As narrativas velozes de Joseca, à maneira de microcontos, contrapõem-se à lentidão impressa por outro autor amazônida, Milton Hatoum, em seus romances e, quero me deter aqui, em A cidade ilhada, publicado em 2009. Com uma marca memorialística nos narradores e narradoras de muitos dos contos, já na história que abre o volume, “Varandas de Eva”, com o objetivo de contar uma história sobre a iniciação sexual de um adolescente, o narrador introduz uma espécie de proposta para o tratamento do tempo: “O tempo era mais longo, demorado, ninguém falava em desperdiçar horas ou minutos. Desprezávamos a velhice, ou a ideia de envelhecer; vivíamos perdidos no tempo, as tardes nos sufocavam, lentas: tardes paradas no mormaço” (Hatoum, 2023, p. 3). O tropo da relação entre calor e lentidão, num viés algo naturalista, e marcado por uma sensação desagradável de opressão, tem como contraponto subtextual a demanda por outro clima - e por outro ritmo mais veloz. Essa mesma percepção do tempo é reafirmada em outro conto do volume “O adeus do comandante”. No conto, um velho rouba a atenção da TV e conta a história de uma de suas viagens, marcada pela lentidão. A contação de histórias, a experiência humana e, não por acaso, a vivência em viagem é o que marca a diferença dessa mídia para a outra, com a qual concorria. Em dado momento, esse narrador, que toma a palavra no conto, afirma: “Tudo ficou quieto, que nem pintura ou formas de pedra. Olhei para o povoado e percebi que os barracos e a floresta tinham perdido a nitidez. Só via o contorno na tarde calorenta” (Hatoum, 2023, p. 43). O calor para o tempo em uma narrativa que, curta, busca também retardá-lo. O narrador ainda afirma: “A espera era a nossa única sina naquele oco de mundo” (Hatoum, 2023, p. 43).

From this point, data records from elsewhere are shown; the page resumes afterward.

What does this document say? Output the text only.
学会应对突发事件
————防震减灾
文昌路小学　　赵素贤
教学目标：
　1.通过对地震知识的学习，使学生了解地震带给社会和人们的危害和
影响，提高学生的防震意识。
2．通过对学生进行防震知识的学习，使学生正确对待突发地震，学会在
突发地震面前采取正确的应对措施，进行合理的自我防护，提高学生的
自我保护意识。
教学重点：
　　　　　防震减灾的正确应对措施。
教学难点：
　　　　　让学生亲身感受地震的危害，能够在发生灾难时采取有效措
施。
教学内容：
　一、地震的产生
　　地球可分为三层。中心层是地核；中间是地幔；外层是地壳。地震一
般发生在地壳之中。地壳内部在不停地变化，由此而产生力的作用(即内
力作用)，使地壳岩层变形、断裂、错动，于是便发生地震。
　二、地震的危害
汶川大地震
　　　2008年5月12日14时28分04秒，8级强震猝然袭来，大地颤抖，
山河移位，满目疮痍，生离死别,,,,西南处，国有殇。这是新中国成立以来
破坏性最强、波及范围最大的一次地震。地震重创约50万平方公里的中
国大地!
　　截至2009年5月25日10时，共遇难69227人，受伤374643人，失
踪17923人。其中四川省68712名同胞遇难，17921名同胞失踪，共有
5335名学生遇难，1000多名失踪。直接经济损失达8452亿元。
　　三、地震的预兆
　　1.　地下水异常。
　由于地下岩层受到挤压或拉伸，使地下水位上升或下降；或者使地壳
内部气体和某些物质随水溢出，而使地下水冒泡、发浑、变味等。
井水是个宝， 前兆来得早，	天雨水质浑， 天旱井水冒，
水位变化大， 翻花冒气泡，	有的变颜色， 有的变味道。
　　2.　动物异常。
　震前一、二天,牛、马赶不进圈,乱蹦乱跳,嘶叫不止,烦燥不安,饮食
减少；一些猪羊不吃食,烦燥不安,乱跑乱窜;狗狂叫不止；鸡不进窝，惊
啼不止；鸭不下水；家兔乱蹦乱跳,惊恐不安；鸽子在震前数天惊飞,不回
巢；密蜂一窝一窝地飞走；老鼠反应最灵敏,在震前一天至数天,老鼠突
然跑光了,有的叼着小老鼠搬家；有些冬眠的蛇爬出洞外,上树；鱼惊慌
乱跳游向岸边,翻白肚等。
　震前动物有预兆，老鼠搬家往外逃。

Em trânsito, os personagens não se deixam seduzir pela velocidade. O trânsito é lento e também o são as narrativas, ainda que curtas. Num terceiro conto que quero comentar aqui antes de encerrar esta parte sobre Hatoum, intitulado “A natureza ri da cultura”, Felix Delatour, um intelectual francês radicado em Manaus, dispara, nas memórias do narrador, uma longa reflexão sobre a alteridade e o tempo. “Delatour (viaja) no tempo” (Hatoum, 2023, p. 91), conta ao narrador sua avó, amiga do francês. Poderia-se pensar no espaço como a chave para se compreender a viagem, o deslocamento, o exílio. Porém, o narrador lembra-se de duas frases do personagem, que cita em sequência: “A imaginação se nutre de coisas distantes no espaço e no tempo, mas a linguagem encontra-se no tempo” (Hatoum, 2023, p. 91) e “A viagem, além de tornar o ser humano mais silencioso, depura o olhar” (Hatoum, 2023, p. 91). O procedimento de Hatoum já se evidencia pelos trechos que selecionei aqui: a voz do narrador está sempre ecoando as frases de outros. “Perder-se no outro” é o sentido (e o temor) do viajante, ele vai afirmar mais adiante (Hatoum, 2023, p. 93). Porém, articulado a essa escolha pelos ecos, há algo nessa reflexão que nos interessa aqui: uma espécie de disputa entre o texto literário e a rapidez, sobretudo a das novas mídias, como se a linguagem pudesse abrigar em resistência em um tempo mais lento, vivido na materialidade do deslocamento, para o qual o cenário fluvial e amazônico da maior parte dos contos de A cidade ilhada é cronotopo privilegiado.

Esse sentido da viagem, que atravessa toda a obra de Hatoum - viagens nos rios amazônicos, ao redor do Brasil, entre o Brasil, o Líbano e a França, para ficar em alguns exemplos -, do qual dependeria esse encontro com o outro e com os outros mundos, atinge um recorte de classe muito específico e muito próprio dos intelectuais contemporâneos. As viagens, os trânsitos no espaço, não são mesmo figuras novas, mas têm uma vitalidade que não se esvai. Ao pensá-las no tempo e não no espaço, Hatoum, em um dos contos mais marcados pela autoficção nesse volume, indica-nos um caminho que outra narrativa amazônica, o filme Noites Alienígenas, de Sérgio Carvalho (2023), pretende explorar.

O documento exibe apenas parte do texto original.